NAMURの推奨NA 163に準拠するリスク評価プロセス
機能完全性への悪影響がないこと
調査対象のハードウェアとソフトウェアは、2つのセクションに分けられます。
- __Zone A__内のコアPCE安全機器は、IEC 61511-1で定義されるPCE安全機器を構成します。これには論理システム、リモートI/Oを含む入出力モジュール、およびアクチュエータとセンサが含まれます。Zone Aに配置された機器とのインターフェースを取るために使用される接続と、該当する場合は利用可能なネットワークコンポーネント(ケーブルやスイッチなどの)も、このゾーンに割り当てられます。
- 安全機能を厳密に実装する必要のないコンポーネントは、__Zone B__の拡張PCE安全機器に割り当てられます。にもかかわらず、これらのコンポーネントがコアPCE安全機器の動作に影響する場合があります。PCE安全機器のオペレータ/制御パネル、表示ステーション、プログラミングユニット、さらにセンサ/アクチュエータ設定用の機器などが含まれます。
__環境__のエリアでは、PCE安全機器に直接的にも間接的にも割り当てられないコンポーネントやシステムがあります。しかし、安全機能に関連している場合があります。安全機能のリセット要件または状態表示などです。

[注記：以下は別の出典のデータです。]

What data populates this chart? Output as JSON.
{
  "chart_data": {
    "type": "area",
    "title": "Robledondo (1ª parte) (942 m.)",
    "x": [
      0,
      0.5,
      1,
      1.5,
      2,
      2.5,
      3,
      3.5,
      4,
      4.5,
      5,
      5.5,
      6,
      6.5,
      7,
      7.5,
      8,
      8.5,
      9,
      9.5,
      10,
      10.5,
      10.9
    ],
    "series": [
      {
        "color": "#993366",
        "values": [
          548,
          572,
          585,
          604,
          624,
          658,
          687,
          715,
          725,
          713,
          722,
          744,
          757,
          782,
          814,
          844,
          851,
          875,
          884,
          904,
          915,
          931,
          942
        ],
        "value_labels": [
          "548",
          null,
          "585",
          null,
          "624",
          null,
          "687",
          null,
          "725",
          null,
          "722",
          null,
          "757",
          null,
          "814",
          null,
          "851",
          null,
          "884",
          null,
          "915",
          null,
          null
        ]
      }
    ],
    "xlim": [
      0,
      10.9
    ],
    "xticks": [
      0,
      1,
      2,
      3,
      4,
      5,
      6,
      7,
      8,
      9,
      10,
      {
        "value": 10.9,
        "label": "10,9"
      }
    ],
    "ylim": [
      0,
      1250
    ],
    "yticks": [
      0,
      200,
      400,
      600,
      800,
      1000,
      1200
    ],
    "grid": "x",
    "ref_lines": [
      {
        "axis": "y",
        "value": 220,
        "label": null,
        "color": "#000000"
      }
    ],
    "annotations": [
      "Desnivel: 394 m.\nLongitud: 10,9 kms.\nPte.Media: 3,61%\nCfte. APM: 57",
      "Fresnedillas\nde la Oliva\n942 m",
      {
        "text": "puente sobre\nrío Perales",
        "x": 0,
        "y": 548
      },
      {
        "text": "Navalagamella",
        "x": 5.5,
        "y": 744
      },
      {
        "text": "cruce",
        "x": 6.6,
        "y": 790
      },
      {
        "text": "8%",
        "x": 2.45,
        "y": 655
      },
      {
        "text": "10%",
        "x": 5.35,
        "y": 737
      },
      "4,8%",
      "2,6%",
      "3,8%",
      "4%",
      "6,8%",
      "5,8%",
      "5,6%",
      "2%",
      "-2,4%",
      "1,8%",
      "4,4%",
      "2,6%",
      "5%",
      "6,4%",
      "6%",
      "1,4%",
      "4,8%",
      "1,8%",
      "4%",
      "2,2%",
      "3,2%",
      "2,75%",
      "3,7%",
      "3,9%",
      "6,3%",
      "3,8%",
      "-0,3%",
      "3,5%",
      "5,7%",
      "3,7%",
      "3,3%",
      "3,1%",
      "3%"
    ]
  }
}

これらのゾーンの共通の目的は、環境からのフィードバック効果によって安全機器の機能完全性が損なわれないようにすることです。
関連するスタッフの幅広いトレーニング
不正侵入されたPCE安全機器の影響軽減または脅威への対処のための措置をとらなければなりません。このプロセスでは__ヒューマンファクタ__も重要な役割を果たします。サイバーセキュリティインシデントの50パーセント以上が、最終的に従業員に責任があります。そのため、セキュリティ機器の責任を負うITセキュリティ責任者がいることが重要です。安全機器の仕様と設計に携わるすべてのスタッフが、適切な訓練を受けていなければなりません。さらにエンドユーザーは、安全システムに関連する情報と知識を保護するために、メーカー、サプライヤ、外部オペレータとの間に守秘義務契約を締結することが推奨されます。